Dès lors que la juridiction saisie d’une requête formée par le liquidateur sollicitant la vente de gré à gré de parcelles de terrain doit apprécier la demande en tenant compte des contraintes économiques, juridiques et administratives affectant le bien ainsi que de sa situation de fait, il résulte des éléments mentionnés ci-dessus que les parcelles visées dans l’ordonnance entreprise ont une valeur de 30 000 euros environ.
L’ordonnance entreprise sera confirmée.
L’exercice d’une action en justice constitue un droit et ne dégénère en abus pouvant donner naissance à une dette de dommages et intérêts que dans le cas de malice, de mauvaise foi ou d’erreur grossière équipollente au dol.
Le présent litige ayant été rendu possible par l’existence de plusieurs estimations de valeur des parcelles considérées, estimations que le fonds commun de titrisation Absus était en droit de contester, son appel ne peut être qualifié d’abusif étant au surplus rappelé que lors d’une vente de gré à gré, aucune surenchère n’est possible.
Les demandes de dommages et intérêts et d’amende civile, cette dernière ne constituant pas une demande pouvant être formée par les parties, seront rejetées.

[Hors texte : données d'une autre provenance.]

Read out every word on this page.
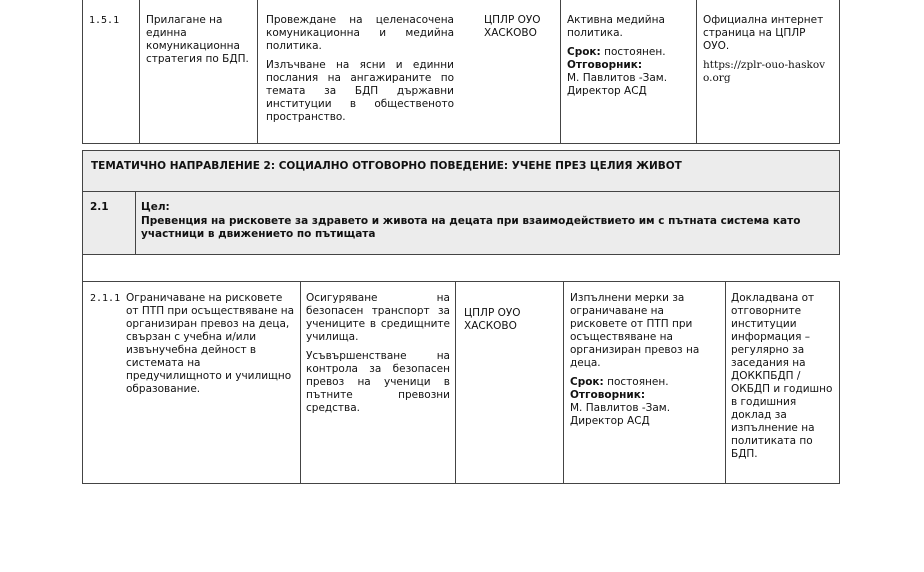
1.5.1	Прилагане на единна комуникационна стратегия по БДП.

Провеждане на целенасочена комуникационна и медийна политика.

Излъчване на ясни и единни послания на ангажираните по темата за БДП държавни институции в общественото пространство.

ЦПЛР ОУО ХАСКОВО

Активна медийна политика.

Срок: постоянен.
Отговорник:
М. Павлитов -Зам. Директор АСД

Официална интернет страница на ЦПЛР ОУО.

https://zplr-ouo-haskovo.org
ТЕМАТИЧНО НАПРАВЛЕНИЕ 2: СОЦИАЛНО ОТГОВОРНО ПОВЕДЕНИЕ: УЧЕНЕ ПРЕЗ ЦЕЛИЯ ЖИВОТ
2.1	Цел:
Превенция на рисковете за здравето и живота на децата при взаимодействието им с пътната система като участници в движението по пътищата
2.1.1 Ограничаване на рисковете от ПТП при осъществяване на организиран превоз на деца, свързан с учебна и/или извънучебна дейност в системата на предучилищното и училищно образование.

Осигуряване на безопасен транспорт за учениците в средищните училища.

Усъвършенстване на контрола за безопасен превоз на ученици в пътните превозни средства.

ЦПЛР ОУО ХАСКОВО

Изпълнени мерки за ограничаване на рисковете от ПТП при осъществяване на организиран превоз на деца.

Срок: постоянен.
Отговорник:
М. Павлитов -Зам. Директор АСД
Докладвана от отговорните институции информация – регулярно за заседания на ДОККПБДП /ОКБДП и годишно в годишния доклад за изпълнение на политиката по БДП.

Le fonds commun de titrisation Absus, ayant pour société de gestion la société IQ EQ Management et représenté par son entité de recouvrement, la société MCS TM ayant perdu sa cause, les dépens d’appel seront mis à sa charge et il sera condamné au paiement de 3 000 euros au titre de l’article 700 du code de procédure civile à M. [Y] d’une part et à Me [O] ès qualités d’autre part.
PAR CES MOTIFS
La cour statuant par arrêt contradictoire en dernier ressort, par mise à disposition au greffe,
Confirme l’ordonnance du juge-commissaire du tribunal judiciaire de Rouen du 7 août 2024 ;
Y ajoutant :
Déboute M. [Y] de ses demandes de dommages et intérêts pour procédure abusive et d’amende civile ;
Condamne le fonds commun de titrisation Absus, ayant pour société de gestion la société IQ EQ Management et représenté par son entité de recouvrement, la société MCS TM aux dépens de la procédure d’appel ;
Condamne le fonds commun de titrisation Absus, ayant pour société de gestion la société IQ EQ Management et représenté par son entité de recouvrement, la société MCS TM à payer à M. [Y] la somme de 3 000 euros au titre de l’article 700 du code de procédure civile ;
Condamne le fonds commun de titrisation Absus, ayant pour société de gestion la société IQ EQ Management et représenté par son entité de recouvrement, la société MCS TM à payer à Me [O] ès qualités de liquidateur de la société civile immobilière [Adresse 32] la somme de 3000 euros au titre de l’article 700 du code de procédure civile.